Maybe I wanted to feel some of her pain, or maybe I was just plain curious. In the seventh grade, I took apart my first pencil sharpener to reveal the little blade inside. I ran it across my thigh to reveal flesh and blood. I had never made myself bleed before, but I wasn’t scared or anxious. Instead, I was pleasantly surprised at the sense of power and release of stress it gave me. This act continued on for years, and time only made it grow more detrimental.

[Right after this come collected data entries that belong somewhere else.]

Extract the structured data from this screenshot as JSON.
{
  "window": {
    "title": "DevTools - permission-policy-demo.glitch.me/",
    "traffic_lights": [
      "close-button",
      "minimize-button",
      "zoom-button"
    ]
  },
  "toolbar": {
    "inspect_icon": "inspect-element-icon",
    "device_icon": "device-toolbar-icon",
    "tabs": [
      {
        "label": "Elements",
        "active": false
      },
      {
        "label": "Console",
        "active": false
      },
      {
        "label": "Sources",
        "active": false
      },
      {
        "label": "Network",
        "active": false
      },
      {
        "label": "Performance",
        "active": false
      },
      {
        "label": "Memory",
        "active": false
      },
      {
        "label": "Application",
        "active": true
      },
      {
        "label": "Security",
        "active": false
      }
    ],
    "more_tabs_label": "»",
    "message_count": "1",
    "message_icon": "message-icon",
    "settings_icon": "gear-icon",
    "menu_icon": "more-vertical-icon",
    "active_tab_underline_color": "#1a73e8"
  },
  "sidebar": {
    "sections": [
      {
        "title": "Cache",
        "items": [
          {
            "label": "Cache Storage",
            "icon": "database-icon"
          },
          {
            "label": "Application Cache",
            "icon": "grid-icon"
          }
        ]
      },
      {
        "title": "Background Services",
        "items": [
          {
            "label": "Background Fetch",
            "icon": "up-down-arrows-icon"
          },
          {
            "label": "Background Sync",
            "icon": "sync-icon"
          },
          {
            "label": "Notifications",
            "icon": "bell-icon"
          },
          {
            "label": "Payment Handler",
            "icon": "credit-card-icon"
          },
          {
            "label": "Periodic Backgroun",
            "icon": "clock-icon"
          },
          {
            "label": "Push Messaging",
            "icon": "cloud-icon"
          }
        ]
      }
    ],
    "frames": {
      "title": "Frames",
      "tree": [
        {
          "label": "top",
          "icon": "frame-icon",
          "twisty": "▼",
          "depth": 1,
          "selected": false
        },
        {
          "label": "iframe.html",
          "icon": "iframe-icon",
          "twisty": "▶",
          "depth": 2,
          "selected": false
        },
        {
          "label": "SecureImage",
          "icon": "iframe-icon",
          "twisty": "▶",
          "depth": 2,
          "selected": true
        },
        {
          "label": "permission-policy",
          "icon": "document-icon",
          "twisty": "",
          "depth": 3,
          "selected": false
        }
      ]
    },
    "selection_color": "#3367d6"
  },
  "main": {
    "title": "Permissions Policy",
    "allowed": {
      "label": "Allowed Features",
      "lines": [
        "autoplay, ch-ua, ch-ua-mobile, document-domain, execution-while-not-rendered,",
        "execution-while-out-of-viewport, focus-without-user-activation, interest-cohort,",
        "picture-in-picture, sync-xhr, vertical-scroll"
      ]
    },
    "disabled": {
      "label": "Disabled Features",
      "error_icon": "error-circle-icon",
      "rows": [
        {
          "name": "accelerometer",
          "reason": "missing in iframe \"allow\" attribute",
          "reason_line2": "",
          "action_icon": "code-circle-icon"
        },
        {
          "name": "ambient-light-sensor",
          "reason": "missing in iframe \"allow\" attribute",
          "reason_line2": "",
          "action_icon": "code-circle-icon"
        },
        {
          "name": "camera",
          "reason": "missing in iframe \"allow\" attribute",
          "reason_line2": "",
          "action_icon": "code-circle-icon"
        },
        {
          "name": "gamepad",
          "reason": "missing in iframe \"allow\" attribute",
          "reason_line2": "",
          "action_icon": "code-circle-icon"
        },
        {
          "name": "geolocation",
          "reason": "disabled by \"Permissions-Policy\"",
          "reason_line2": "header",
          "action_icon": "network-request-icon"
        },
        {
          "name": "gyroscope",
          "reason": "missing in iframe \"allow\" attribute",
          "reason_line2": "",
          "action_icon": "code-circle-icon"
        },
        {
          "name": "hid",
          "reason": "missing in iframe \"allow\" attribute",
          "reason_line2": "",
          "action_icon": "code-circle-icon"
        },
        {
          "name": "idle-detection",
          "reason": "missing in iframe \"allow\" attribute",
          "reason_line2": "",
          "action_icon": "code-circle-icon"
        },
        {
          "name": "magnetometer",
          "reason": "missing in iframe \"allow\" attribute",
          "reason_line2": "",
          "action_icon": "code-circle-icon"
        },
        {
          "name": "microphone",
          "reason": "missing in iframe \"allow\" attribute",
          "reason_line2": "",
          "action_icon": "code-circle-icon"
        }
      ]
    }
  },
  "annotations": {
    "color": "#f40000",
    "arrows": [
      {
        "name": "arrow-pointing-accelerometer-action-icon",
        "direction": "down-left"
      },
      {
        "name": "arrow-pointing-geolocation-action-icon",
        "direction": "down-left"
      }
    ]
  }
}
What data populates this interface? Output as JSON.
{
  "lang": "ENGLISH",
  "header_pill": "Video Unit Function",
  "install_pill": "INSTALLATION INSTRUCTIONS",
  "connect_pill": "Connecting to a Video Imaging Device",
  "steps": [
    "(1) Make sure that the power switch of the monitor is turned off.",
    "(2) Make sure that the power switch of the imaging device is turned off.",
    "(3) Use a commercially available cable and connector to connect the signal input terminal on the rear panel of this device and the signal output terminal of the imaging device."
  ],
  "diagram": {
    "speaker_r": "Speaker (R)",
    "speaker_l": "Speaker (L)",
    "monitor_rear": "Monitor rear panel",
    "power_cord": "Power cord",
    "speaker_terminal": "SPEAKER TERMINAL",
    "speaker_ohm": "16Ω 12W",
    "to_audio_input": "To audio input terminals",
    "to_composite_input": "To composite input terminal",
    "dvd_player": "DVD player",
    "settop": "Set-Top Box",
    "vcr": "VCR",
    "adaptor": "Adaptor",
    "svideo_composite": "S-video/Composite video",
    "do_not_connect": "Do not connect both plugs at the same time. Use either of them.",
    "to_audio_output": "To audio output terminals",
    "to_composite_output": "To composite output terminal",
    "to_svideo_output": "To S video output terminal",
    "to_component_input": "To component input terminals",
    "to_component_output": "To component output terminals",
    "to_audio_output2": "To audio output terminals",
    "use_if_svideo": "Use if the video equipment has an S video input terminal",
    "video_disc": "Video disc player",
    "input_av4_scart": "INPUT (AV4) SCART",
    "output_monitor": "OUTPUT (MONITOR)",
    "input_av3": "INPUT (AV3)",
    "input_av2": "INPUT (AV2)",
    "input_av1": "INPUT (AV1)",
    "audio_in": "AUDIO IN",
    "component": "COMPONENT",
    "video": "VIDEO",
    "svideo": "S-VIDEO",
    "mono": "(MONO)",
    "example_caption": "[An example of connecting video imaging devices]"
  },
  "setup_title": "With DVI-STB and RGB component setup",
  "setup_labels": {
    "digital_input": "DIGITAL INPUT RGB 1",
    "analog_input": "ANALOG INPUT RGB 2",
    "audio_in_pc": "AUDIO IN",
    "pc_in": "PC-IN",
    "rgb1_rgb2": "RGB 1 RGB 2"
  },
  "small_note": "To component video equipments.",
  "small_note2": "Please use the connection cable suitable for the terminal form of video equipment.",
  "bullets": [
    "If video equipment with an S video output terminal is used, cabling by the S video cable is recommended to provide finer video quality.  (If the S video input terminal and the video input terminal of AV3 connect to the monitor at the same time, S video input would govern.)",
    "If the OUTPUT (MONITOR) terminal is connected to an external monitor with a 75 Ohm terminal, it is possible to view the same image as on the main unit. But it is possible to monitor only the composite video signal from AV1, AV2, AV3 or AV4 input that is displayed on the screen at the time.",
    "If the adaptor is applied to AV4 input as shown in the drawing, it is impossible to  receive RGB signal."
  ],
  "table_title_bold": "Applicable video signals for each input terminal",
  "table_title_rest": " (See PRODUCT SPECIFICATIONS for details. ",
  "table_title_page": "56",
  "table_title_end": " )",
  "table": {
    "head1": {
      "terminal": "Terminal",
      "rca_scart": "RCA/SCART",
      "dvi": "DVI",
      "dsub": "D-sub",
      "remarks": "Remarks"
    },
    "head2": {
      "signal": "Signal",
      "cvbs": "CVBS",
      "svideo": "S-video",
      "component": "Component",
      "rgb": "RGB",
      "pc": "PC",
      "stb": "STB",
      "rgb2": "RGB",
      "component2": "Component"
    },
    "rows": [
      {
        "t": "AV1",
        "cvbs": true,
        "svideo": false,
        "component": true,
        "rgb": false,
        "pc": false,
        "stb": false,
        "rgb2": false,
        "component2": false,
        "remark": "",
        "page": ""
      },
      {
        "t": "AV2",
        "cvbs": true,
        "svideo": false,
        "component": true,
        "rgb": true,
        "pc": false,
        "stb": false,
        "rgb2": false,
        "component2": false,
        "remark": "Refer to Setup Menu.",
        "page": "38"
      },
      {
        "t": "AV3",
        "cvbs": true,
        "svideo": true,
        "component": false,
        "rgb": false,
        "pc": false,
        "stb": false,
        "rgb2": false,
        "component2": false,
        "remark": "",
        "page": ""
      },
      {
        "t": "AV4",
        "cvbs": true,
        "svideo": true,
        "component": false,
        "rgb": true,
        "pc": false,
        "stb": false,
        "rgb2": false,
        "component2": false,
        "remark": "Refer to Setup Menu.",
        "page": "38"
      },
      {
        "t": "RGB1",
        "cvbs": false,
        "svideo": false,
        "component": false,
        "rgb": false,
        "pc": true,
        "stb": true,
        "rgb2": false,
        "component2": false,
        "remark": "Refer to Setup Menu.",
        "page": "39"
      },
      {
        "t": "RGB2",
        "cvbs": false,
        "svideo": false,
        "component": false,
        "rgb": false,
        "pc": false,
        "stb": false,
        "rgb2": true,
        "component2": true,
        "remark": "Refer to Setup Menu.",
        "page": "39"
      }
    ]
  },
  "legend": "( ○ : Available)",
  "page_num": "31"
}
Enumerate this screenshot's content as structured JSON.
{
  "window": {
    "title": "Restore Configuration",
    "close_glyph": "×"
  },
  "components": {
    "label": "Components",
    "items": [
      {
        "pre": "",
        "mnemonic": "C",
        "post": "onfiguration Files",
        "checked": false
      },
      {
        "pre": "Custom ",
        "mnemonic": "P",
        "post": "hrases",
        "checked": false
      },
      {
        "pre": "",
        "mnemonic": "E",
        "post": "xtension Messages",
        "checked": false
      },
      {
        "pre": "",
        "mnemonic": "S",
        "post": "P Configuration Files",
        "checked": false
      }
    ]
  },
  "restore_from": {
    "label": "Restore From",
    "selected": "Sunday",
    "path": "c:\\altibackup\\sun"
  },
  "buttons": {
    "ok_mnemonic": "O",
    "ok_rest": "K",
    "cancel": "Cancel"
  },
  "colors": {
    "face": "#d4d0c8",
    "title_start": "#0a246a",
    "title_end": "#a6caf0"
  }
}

My parents blame my habit on what happened to me as a child. I wouldn’t say I had a particularly devastating childhood though because I’m fully aware that others have it much worse. When I was around 8, one of my dad’s best friends began to molest me. I was scared, but he would continue to tell me that it was okay, he was doing these things because he loved me. And I believed him. My home is broken, and my father now lives nine hours from me. It was only within the past two years that I gained the courage to tell my parents about the years of abuse. Within these past two years, my sick obsession reached its peak.
One or two cuts from a silly sharpener blade weren’t good enough anymore. I began to use scissors and my dad’s military-grade knives. I would go to the store and buy the double-sided blades – the ones you see in movies all the time. I would lay in my bathtub and slice away at myself, hoping that some of the pain and stress would go flow down the drain. I began to binge drink, and my friends would have to peel me away from the bloody mess I’d left myself in.
In November of last year, I tried to kill myself for the first time. I drew myself a hot bath with a bottle of wine and my favorite book. I sunk into my ceramic tomb and began cutting my wrists in every which way. As I laid there, my phone began to ring. From nine hours away, my dad sensed something was wrong and saved my life.
I have gone to therapy, counseling, and am on my own path to recovery. Every day I see my scars and tear myself down, telling myself that I am hideous and should have died in that tub. But then I remember to pick myself back up and carry on.
You must look past the stressors of everyday life and find something to live for. Live for yourself, because you are worth every breath that you take.